In fact, in almost all of Sunday’s selections the ensemble played with skill and grace, while the soloists, no matter who they were, seemed suddenly less secure, as though made nervous by the spotlight.

Vivaldi’s Concerto in D Major for two violins and two cellos (RV 564a) showed more luminous sparkle in the ensemble, bouncing nicely in the closing Allegro, while the soloists sounded unsure. We could hear the airy lightness of Corelli’s style in the opening bars of Concerto grosso No. 7, yet the violinists taking the solo parts skittered through them uneasily, fumbling difficult passages and struggling to agree on pitch. Giuseppe Valentini’s Concerto in A Minor for four violins (Op. 7, No. 11) was dogged by ensemble concerns and more sour intonation.

One of the strong points of Sunday’s program was its showcasing of the enormous variety that existed in the nascent concerto form. In addition to the four concerti for various configurations of strings, two vivaldi pieces featured woodwind soloists. Jonathan Slade and Mi Li Chang played with perfect stylistic grace in the Concerto for two flutes (RV 533), luxuriating in the warmer tone of the period instruments.

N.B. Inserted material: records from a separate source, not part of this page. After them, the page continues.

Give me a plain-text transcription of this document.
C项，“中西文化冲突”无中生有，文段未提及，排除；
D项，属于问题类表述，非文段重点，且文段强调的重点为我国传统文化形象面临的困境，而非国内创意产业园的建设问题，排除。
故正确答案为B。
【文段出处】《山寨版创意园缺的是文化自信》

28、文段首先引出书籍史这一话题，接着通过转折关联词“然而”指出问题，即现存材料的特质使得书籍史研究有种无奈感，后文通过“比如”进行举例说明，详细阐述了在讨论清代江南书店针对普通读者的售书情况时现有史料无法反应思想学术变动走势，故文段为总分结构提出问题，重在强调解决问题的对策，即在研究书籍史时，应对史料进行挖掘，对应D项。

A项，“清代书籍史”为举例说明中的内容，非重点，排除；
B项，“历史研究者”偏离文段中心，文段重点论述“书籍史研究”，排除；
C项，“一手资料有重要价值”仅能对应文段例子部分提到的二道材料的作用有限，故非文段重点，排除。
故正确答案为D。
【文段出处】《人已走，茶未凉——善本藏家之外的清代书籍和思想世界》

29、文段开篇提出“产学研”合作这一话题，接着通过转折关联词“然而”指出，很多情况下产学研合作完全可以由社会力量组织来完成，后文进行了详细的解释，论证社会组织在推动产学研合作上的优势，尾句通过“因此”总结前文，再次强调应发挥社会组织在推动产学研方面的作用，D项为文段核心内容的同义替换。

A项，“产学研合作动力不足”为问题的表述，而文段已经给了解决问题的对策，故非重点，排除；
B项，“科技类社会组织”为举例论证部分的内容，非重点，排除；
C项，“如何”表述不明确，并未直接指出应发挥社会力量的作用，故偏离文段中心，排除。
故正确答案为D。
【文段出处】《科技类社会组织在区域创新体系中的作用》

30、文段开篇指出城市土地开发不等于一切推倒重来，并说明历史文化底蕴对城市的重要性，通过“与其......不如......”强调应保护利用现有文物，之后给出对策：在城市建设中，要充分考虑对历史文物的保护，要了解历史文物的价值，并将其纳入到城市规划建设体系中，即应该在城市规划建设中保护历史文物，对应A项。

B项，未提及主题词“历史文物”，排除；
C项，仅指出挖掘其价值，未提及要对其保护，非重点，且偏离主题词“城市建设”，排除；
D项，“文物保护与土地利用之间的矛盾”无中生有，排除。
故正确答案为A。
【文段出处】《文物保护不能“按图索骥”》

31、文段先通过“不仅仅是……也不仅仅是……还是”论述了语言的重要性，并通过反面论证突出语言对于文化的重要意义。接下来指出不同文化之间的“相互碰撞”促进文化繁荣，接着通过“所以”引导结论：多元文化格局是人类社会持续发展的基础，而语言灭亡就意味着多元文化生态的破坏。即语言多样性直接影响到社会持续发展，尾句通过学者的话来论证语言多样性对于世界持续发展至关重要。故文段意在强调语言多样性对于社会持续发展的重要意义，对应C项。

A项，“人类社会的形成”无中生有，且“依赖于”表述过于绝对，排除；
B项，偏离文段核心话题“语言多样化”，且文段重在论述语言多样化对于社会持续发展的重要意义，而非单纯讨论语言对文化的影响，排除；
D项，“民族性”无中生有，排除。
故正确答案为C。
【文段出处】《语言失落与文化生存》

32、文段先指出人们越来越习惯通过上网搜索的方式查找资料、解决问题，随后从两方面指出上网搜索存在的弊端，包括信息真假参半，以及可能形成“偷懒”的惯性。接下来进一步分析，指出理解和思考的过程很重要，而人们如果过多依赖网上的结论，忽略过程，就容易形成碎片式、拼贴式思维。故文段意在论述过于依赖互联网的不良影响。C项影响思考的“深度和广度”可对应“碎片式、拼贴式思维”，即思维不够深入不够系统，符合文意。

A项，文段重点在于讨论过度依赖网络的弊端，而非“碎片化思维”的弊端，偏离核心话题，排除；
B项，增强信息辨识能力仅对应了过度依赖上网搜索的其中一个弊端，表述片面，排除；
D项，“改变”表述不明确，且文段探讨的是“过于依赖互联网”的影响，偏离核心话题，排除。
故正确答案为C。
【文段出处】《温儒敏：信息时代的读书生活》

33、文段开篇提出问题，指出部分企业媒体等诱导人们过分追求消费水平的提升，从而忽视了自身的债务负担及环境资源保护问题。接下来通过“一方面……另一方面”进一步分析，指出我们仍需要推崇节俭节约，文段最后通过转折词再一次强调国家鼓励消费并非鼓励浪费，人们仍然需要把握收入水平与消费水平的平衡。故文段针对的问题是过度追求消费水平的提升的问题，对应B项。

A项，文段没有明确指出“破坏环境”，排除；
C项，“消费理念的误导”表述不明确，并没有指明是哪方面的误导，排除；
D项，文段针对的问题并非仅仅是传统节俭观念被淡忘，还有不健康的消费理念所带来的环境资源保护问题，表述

If the audience needed a microcosm for the intonation problems that had plagued the ensemble all evening, Podger and company’s single encore served the turn. Performing the Largo from Vivaldi’s Concerto Op. 4 No. 12, the violinists split the solo part, each taking a different variation, and each seeming to play at his or her own unique concert pitch. We are living in an extraordinary moment for early music, and Music Before 1800 has been a key part of bringing that renaissance to New York; right now, there is no reason we shouldn’t expect the same level of polish from historical performance ensembles as we do of the musicians performing the standard classical and romantic repertoire.

The next presentation of Music Before 1800 will be “Breathtaking: A Voice and a Cornetto Intertwined” 4 p.m. November 13 at Corpus Christi Church.